The Whole Women’s Health ruling is directly relevant to Kansas, a state on the front lines of the fight for reproductive freedom. Over the last five years, Kansas lawmakers have been engaged in an unprecedented, extremist campaign to make it hard for a woman to receive safe, legal reproductive healthcare. About 75 percent of Kansas women live in a county without an abortion clinic. A woman in Kansas must receive state-mandated counseling and then wait 24 hours before the procedure. The same woman is forced to pay out of pocket as private insurers are blocked from abortion care services. Numerous other restrictions—including one requiring hospital admitting privileges that is nearly identical to a provision struck down in the Texas law—have been passed but are not yet in effect.
As a result of the Court’s ruling, the ACLU of Kansas is calling on Gov. Sam Brownback and the 2017 Legislature to repeal the restrictions on reproductive healthcare. Micah W. Kubic, executive director of the ACLU of Kansas, said:
“The Supreme Court’s decision reaffirms that a woman has a constitutional right to an abortion without unwarranted interference from politicians. The decision should send a loud signal to Kansas Gov. Sam Brownback and his extremist allies that they can no longer hide behind sham rationales to shut down clinics in Kansas and interfere in a medical decision that is best left to a woman, her family, and her doctor.
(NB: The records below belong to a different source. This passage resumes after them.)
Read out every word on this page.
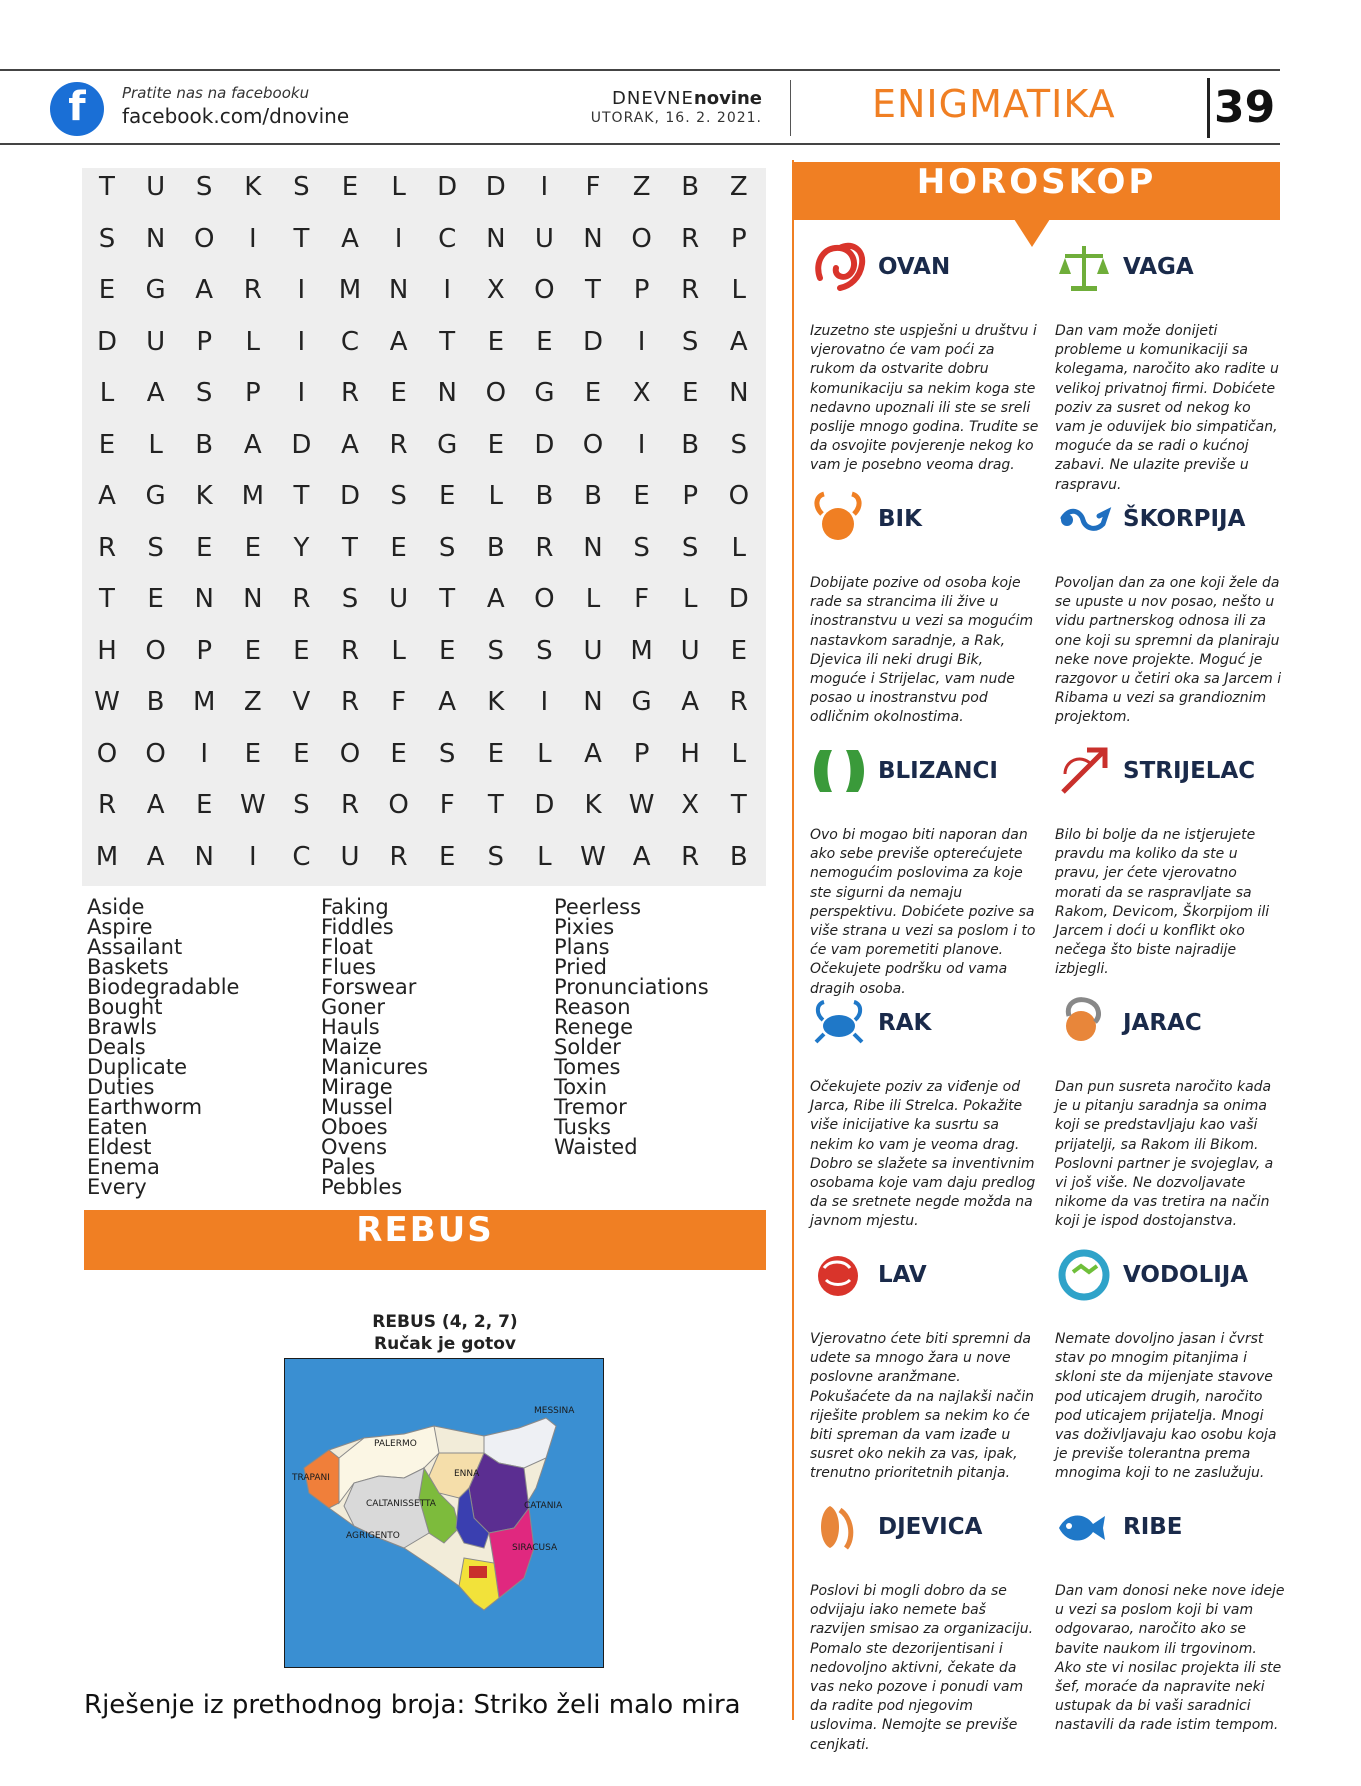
f	Pratite nas na facebooku
facebook.com/dnovine
DNEVNEnovine
UTORAK, 16. 2. 2021.	ENIGMATIKA 39
T	U	S	K	S	E	L	D	D	I	F	Z	B	Z
S	N	O	I	T	A	I	C	N	U	N	O	R	P
E	G	A	R	I	M	N	I	X	O	T	P	R	L
D	U	P	L	I	C	A	T	E	E	D	I	S	A
L	A	S	P	I	R	E	N	O	G	E	X	E	N
E	L	B	A	D	A	R	G	E	D	O	I	B	S
A	G	K	M	T	D	S	E	L	B	B	E	P	O
R	S	E	E	Y	T	E	S	B	R	N	S	S	L
T	E	N	N	R	S	U	T	A	O	L	F	L	D
H	O	P	E	E	R	L	E	S	S	U	M	U	E
W	B	M	Z	V	R	F	A	K	I	N	G	A	R
O	O	I	E	E	O	E	S	E	L	A	P	H	L
R	A	E	W	S	R	O	F	T	D	K	W	X	T
M	A	N	I	C	U	R	E	S	L	W	A	R	B
Aside
Aspire
Assailant
Baskets
Biodegradable
Bought
Brawls
Deals
Duplicate
Duties
Earthworm
Eaten
Eldest
Enema
Every
Faking
Fiddles
Float
Flues
Forswear
Goner
Hauls
Maize
Manicures
Mirage
Mussel
Oboes
Ovens
Pales
Pebbles
Peerless
Pixies
Plans
Pried
Pronunciations
Reason
Renege
Solder
Tomes
Toxin
Tremor
Tusks
Waisted
REBUS
REBUS (4, 2, 7)
Ručak je gotov
MESSINA
PALERMO
TRAPANI	ENNA
CALTANISSETTA	CATANIA
AGRIGENTO
SIRACUSA
Rješenje iz prethodnog broja: Striko želi malo mira
HOROSKOP
OVAN
Izuzetno ste uspješni u društvu i vjerovatno će vam poći za rukom da ostvarite dobru komunikaciju sa nekim koga ste nedavno upoznali ili ste se sreli poslije mnogo godina. Trudite se da osvojite povjerenje nekog ko vam je posebno veoma drag.
VAGA
Dan vam može donijeti probleme u komunikaciji sa kolegama, naročito ako radite u velikoj privatnoj firmi. Dobićete poziv za susret od nekog ko vam je oduvijek bio simpatičan, moguće da se radi o kućnoj zabavi. Ne ulazite previše u raspravu.
BIK
Dobijate pozive od osoba koje rade sa strancima ili žive u inostranstvu u vezi sa mogućim nastavkom saradnje, a Rak, Djevica ili neki drugi Bik, moguće i Strijelac, vam nude posao u inostranstvu pod odličnim okolnostima.
ŠKORPIJA
Povoljan dan za one koji žele da se upuste u nov posao, nešto u vidu partnerskog odnosa ili za one koji su spremni da planiraju neke nove projekte. Moguć je razgovor u četiri oka sa Jarcem i Ribama u vezi sa grandioznim projektom.
BLIZANCI
Ovo bi mogao biti naporan dan ako sebe previše opterećujete nemogućim poslovima za koje ste sigurni da nemaju perspektivu. Dobićete pozive sa više strana u vezi sa poslom i to će vam poremetiti planove. Očekujete podršku od vama dragih osoba.
STRIJELAC
Bilo bi bolje da ne istjerujete pravdu ma koliko da ste u pravu, jer ćete vjerovatno morati da se raspravljate sa Rakom, Devicom, Škorpijom ili Jarcem i doći u konflikt oko nečega što biste najradije izbjegli.
RAK
Očekujete poziv za viđenje od Jarca, Ribe ili Strelca. Pokažite više inicijative ka susrtu sa nekim ko vam je veoma drag. Dobro se slažete sa inventivnim osobama koje vam daju predlog da se sretnete negde možda na javnom mjestu.
JARAC
Dan pun susreta naročito kada je u pitanju saradnja sa onima koji se predstavljaju kao vaši prijatelji, sa Rakom ili Bikom. Poslovni partner je svojeglav, a vi još više. Ne dozvoljavate nikome da vas tretira na način koji je ispod dostojanstva.
LAV
Vjerovatno ćete biti spremni da udete sa mnogo žara u nove poslovne aranžmane. Pokušaćete da na najlakši način riješite problem sa nekim ko će biti spreman da vam izađe u susret oko nekih za vas, ipak, trenutno prioritetnih pitanja.
VODOLIJA
Nemate dovoljno jasan i čvrst stav po mnogim pitanjima i skloni ste da mijenjate stavove pod uticajem drugih, naročito pod uticajem prijatelja. Mnogi vas doživljavaju kao osobu koja je previše tolerantna prema mnogima koji to ne zaslužuju.
DJEVICA
Poslovi bi mogli dobro da se odvijaju iako nemete baš razvijen smisao za organizaciju. Pomalo ste dezorijentisani i nedovoljno aktivni, čekate da vas neko pozove i ponudi vam da radite pod njegovim uslovima. Nemojte se previše cenjkati.
RIBE
Dan vam donosi neke nove ideje u vezi sa poslom koji bi vam odgovarao, naročito ako se bavite naukom ili trgovinom. Ako ste vi nosilac projekta ili ste šef, morаće da napravite neki ustupak da bi vaši saradnici nastavili da rade istim tempom.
Gov. Brownback and Kansas legislators have passed the nation’s most extreme agenda of harassment and intimidation of woman and doctors. Kansas has attempted to block women from the most common method used in second-trimester abortions. This morning’s Supreme Court ruling demonstrates that Kansas’s outside-the-mainstream restrictions will not pass constitutional muster. In light of the Supreme Court’s decision, it is time for Kansas to repeal its dangerous, unnecessary, and unconstitutional restrictions on women’s healthcare. Lawmakers do not belong in the exam room. We call on Gov. Brownback and lawmakers to stand up for women and stop blocking access to healthcare. They are wasting time and taxpayer money by continuing to pursue restrictions that won’t pass constitutional muster.”